Today I was an 8th grade reading/language arts teacher at Edison Middle School. Even before I accepted this assignment, I began to tremble in fear. You see, I have a not-so-secret fear of teaching anyone in 8th grade or beyond, at least in the public school system. (After high school, the fear disappears.) I am not sure what all has contributed to this fear, although I am positive that at least part of it is the fact that most 8th graders are taller than me–at least the boys are. It is also probably due to the fact that 13-14-year-olds have finally realised the great secret to being a student in a class: the teacher only has as much power and authority as the class wants to give him or her.
And so it was that I hesitantly accepted the assignment to teach 8th graders. These are students who were in 5th grade when I began student teaching. But I don’t know any of the students at Edison in 8th grade, except for a couple of them who I know through church. Yet I have braved far worse things that 8th graders. I have braved, and survived, the dreaded kindergarten classroom–the room where kids cry and suck their thumbs and try to hug the teacher. So I figured it was time to face my fear.
I am glad that I did! The 8th graders I taught were witty, intelligent, fun young men and young women. They were earnest in their questions, honest about their opinions, and open to listening to what I had to share. Many of the class periods were working on plot maps (a concept that I find just barely on this side of inane) and reading short stories by the great American author Edgar Alan Poe. As soon as I realised this, I knew I could win these teenagers in a heartbeat. All it took was a reference to Mr. Poe’s ignoble death from alcoholism or drug overdose. A quick description of the author lying in the gutter, wearing someone else’s clothing, and incoherently yelling out, “Reynolds! Reynolds!” and I had them. It was smooth sailing after that.

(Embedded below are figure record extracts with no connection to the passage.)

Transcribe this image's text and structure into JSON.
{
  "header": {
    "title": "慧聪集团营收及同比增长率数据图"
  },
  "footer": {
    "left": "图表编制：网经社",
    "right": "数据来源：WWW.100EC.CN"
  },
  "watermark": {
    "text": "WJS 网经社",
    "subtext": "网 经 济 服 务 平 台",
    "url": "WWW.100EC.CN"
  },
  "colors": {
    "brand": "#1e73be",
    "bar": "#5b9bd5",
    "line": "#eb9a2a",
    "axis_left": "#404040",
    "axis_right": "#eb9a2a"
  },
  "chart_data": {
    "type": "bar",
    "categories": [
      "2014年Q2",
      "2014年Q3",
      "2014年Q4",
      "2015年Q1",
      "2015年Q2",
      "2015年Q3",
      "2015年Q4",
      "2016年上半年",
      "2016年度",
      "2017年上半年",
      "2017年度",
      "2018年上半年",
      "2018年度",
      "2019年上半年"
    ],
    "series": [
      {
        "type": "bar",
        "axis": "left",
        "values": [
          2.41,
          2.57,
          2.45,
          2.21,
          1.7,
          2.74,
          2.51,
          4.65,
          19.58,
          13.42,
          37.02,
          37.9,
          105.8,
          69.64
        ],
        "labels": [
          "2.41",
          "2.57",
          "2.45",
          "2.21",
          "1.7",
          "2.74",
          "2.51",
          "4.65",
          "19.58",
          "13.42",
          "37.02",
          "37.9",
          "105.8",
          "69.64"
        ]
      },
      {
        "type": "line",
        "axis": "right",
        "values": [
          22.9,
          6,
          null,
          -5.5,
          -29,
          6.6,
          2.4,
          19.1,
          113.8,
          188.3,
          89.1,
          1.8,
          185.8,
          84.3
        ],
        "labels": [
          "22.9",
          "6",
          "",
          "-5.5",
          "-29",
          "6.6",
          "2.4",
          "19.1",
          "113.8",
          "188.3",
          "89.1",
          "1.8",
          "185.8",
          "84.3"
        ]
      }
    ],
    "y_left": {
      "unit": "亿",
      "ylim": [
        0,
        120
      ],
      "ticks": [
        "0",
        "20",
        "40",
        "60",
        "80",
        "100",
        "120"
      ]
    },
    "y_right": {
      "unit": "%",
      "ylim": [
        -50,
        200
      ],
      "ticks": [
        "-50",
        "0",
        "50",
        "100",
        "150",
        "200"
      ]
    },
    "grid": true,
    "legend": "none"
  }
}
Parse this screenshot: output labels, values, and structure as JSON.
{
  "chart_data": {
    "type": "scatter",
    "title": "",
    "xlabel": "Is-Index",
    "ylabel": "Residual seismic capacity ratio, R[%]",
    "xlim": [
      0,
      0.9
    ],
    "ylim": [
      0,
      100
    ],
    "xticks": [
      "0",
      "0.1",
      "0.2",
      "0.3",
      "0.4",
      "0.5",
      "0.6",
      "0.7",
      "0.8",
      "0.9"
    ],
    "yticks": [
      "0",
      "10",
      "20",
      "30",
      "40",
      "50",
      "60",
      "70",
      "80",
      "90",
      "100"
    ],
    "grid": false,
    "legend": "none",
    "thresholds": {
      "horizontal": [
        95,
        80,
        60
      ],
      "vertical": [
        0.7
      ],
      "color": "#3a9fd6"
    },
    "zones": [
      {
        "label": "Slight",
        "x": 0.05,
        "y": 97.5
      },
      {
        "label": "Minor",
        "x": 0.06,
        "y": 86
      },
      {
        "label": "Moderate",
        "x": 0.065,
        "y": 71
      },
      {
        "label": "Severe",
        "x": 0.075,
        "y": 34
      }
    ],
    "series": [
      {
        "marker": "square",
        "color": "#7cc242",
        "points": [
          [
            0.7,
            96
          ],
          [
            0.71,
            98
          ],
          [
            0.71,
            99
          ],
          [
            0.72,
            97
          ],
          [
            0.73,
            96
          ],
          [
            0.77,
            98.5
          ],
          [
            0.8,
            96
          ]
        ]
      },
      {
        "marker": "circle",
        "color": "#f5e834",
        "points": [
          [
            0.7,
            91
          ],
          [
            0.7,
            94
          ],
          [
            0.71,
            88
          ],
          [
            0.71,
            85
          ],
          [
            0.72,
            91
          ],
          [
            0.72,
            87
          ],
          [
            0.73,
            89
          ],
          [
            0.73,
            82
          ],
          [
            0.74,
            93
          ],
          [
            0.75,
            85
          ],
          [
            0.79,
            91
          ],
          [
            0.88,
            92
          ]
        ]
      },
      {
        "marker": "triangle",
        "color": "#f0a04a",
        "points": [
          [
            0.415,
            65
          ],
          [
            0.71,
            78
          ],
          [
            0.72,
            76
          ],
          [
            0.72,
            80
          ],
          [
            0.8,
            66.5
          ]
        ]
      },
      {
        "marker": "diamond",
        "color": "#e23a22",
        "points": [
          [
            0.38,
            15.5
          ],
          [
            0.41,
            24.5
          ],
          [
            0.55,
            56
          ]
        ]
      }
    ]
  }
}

I was able to teach them about the concept of the serial novella, and helped them draw connections to serial stories today, such as “Harry Potter” and the “39 Clues” series. And, hey, I was even able to make it through a description of the plot map, and why it does serve some use in understanding the outline of a story.
So, while I am still terrified of teaching high schoolers, I am no longer afraid of teaching 8th graders. None of them bite, none of them tried to tie me to a chair and throw desks out the ridiculously large windows that Edison classrooms have, and none of them set the room on fire. I look forward to going back and seeing these kids again!